Obrigar ou induzir a sociedade humana, já complexa por natureza, cujo processo de formação histórica nem sempre foi corretamente registrado, cujas manifestações produtivas têm variados estímulos, e encontra diversas modalidades de convivência com o meio circundante, a natureza e outras sociedades, a se comportarem de modo homogêneo dentro de um sentido da falsa dualidade, é o desejo do insucesso. E sempre trará uma relação colonial. Exceto pela Era Vargas, o Brasil nada mais foi do que colônia: portuguesa, inglesa, estadunidense e financeira.
Para a construção de nova utopia, que reponha a confiança no futuro, a compreensão do Estado é fundamental. E, prosseguindo com Bourdieu vamos busca-la no seu curso no Collège de France, de 1989 a 1992, publicado com o título “Sobre o Estado”, pela Edições 70 (Lisboa, 2014, na tradução de Pedro Elói Duarte do original de 2012).
Estado seria o “campo da função pública do poder”, ou, aceitando Max Weber, “monopólio da violência legítima”, que Bourdieu adiciona, “da violência física e simbólica”. Mas o Estado ainda estaria muito abstrato. E Bourdieu introduz as “integrações lógica e moral do mundo social”, não como solução, mas “um terreno próprio para as desavenças”. Por analogia a Leibniz, seria Deus, “o lugar geométrico de todas perspectivas antagônicas”. A tradição marxista não questiona o Estado mas sua função, “em proveito dos dominantes”.
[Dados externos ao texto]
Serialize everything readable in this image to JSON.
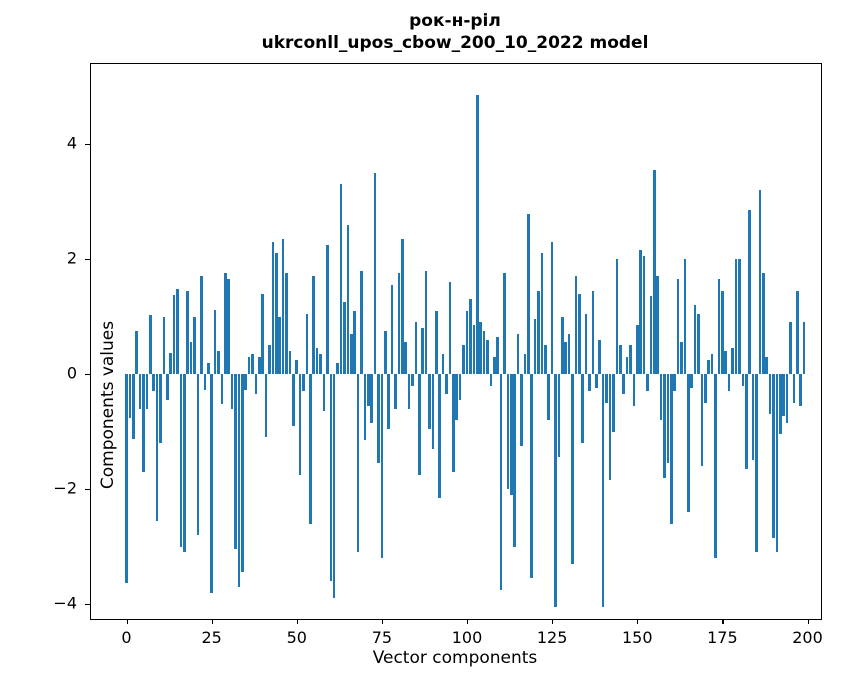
{
  "figure": {
    "title_line1": "рок-н-ріл",
    "title_line2": "ukrconll_upos_cbow_200_10_2022 model",
    "xlabel": "Vector components",
    "ylabel": "Components values"
  },
  "chart_data": {
    "type": "bar",
    "title": "рок-н-ріл\nukrconll_upos_cbow_200_10_2022 model",
    "xlabel": "Vector components",
    "ylabel": "Components values",
    "bar_color": "#1f77b4",
    "grid": false,
    "legend": null,
    "x_ticks": [
      0,
      25,
      50,
      75,
      100,
      125,
      150,
      175,
      200
    ],
    "y_ticks": [
      -4,
      -2,
      0,
      2,
      4
    ],
    "xlim": [
      -10.4,
      204
    ],
    "ylim": [
      -4.26,
      5.39
    ],
    "n_components": 200,
    "values": [
      -3.63,
      -0.77,
      -1.13,
      0.74,
      -0.6,
      -1.7,
      -0.6,
      1.03,
      -0.3,
      -2.55,
      -1.2,
      1.0,
      -0.45,
      0.37,
      1.38,
      1.47,
      -3.0,
      -3.1,
      1.44,
      0.55,
      1.0,
      -2.8,
      1.7,
      -0.27,
      0.2,
      -3.8,
      1.12,
      0.4,
      -0.53,
      1.75,
      1.65,
      -0.6,
      -3.05,
      -3.7,
      -3.45,
      -0.27,
      0.3,
      0.35,
      -0.35,
      0.3,
      1.4,
      -1.1,
      0.5,
      2.3,
      2.1,
      1.0,
      2.35,
      1.75,
      0.4,
      -0.9,
      0.25,
      -1.75,
      -0.3,
      1.05,
      -2.6,
      1.7,
      0.45,
      0.35,
      -0.65,
      2.25,
      -3.6,
      -3.9,
      0.2,
      3.3,
      1.25,
      2.6,
      0.7,
      1.1,
      -3.1,
      1.8,
      -1.15,
      -0.55,
      -0.85,
      3.5,
      -1.55,
      -3.2,
      0.75,
      -0.95,
      1.55,
      -0.6,
      1.75,
      2.35,
      0.55,
      -0.6,
      -0.2,
      0.9,
      -1.75,
      0.8,
      1.8,
      -0.95,
      -1.3,
      1.1,
      -2.15,
      0.35,
      -0.35,
      1.6,
      -1.7,
      -0.8,
      -0.45,
      0.5,
      1.1,
      1.3,
      0.85,
      4.85,
      0.9,
      0.75,
      0.6,
      -0.2,
      0.3,
      0.65,
      -3.75,
      1.75,
      -2.0,
      -2.1,
      -3.0,
      0.7,
      -1.25,
      0.35,
      2.78,
      -3.55,
      0.95,
      1.45,
      2.1,
      0.5,
      -0.8,
      2.3,
      -4.05,
      -1.45,
      1.0,
      0.55,
      0.7,
      -3.3,
      1.7,
      1.4,
      -1.2,
      1.05,
      -0.3,
      1.45,
      -0.25,
      0.6,
      -4.05,
      -0.5,
      -1.85,
      -1.0,
      2.0,
      0.5,
      -0.35,
      0.3,
      0.5,
      -0.55,
      0.85,
      2.15,
      2.05,
      -0.3,
      1.35,
      3.55,
      1.7,
      -0.8,
      -1.8,
      -1.55,
      -2.6,
      -0.3,
      1.65,
      0.55,
      2.0,
      -2.4,
      -0.25,
      1.2,
      1.05,
      -1.6,
      -0.5,
      0.25,
      0.35,
      -3.2,
      1.65,
      1.45,
      0.4,
      -0.3,
      0.45,
      2.0,
      2.0,
      -0.2,
      -1.65,
      2.85,
      -1.5,
      -3.1,
      3.2,
      1.75,
      0.3,
      -0.7,
      -2.85,
      -3.1,
      -1.05,
      -0.73,
      -0.85,
      0.9,
      -0.5,
      1.45,
      -0.56,
      0.9
    ]
  }
}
Fiquemos então com o Estado como o princípio da ordem pública, porém maior do que a estreita definição weberiana, que pratica atos abrangentes, de caráter público e oficial, para proporcionar segurança e futuro aos que habitam em sua jurisdição. E estaria faltando a gênese, que a cultura, na manifestação livre da população, faria surgir. E o Estado seria então e também um sociólogo, em difícil e interminável pesquisa, que o obrigaria a mudança sempre que se entendesse como sujeito e objeto simultaneamente. Uma pitada do deus leibniziano.
E esta população, a sociedade, também estaria em permanente transformação, etapas evolutivas, que Darcy Ribeiro (O Processo Civilizatório – Etapas da Evolução Sociocultural, Civilização Brasileira, RJ, 1968) apresenta como resultante da adaptação à natureza, da organização social e da visão do mundo.
*Pedro Augusto Pinho, administrador aposentado.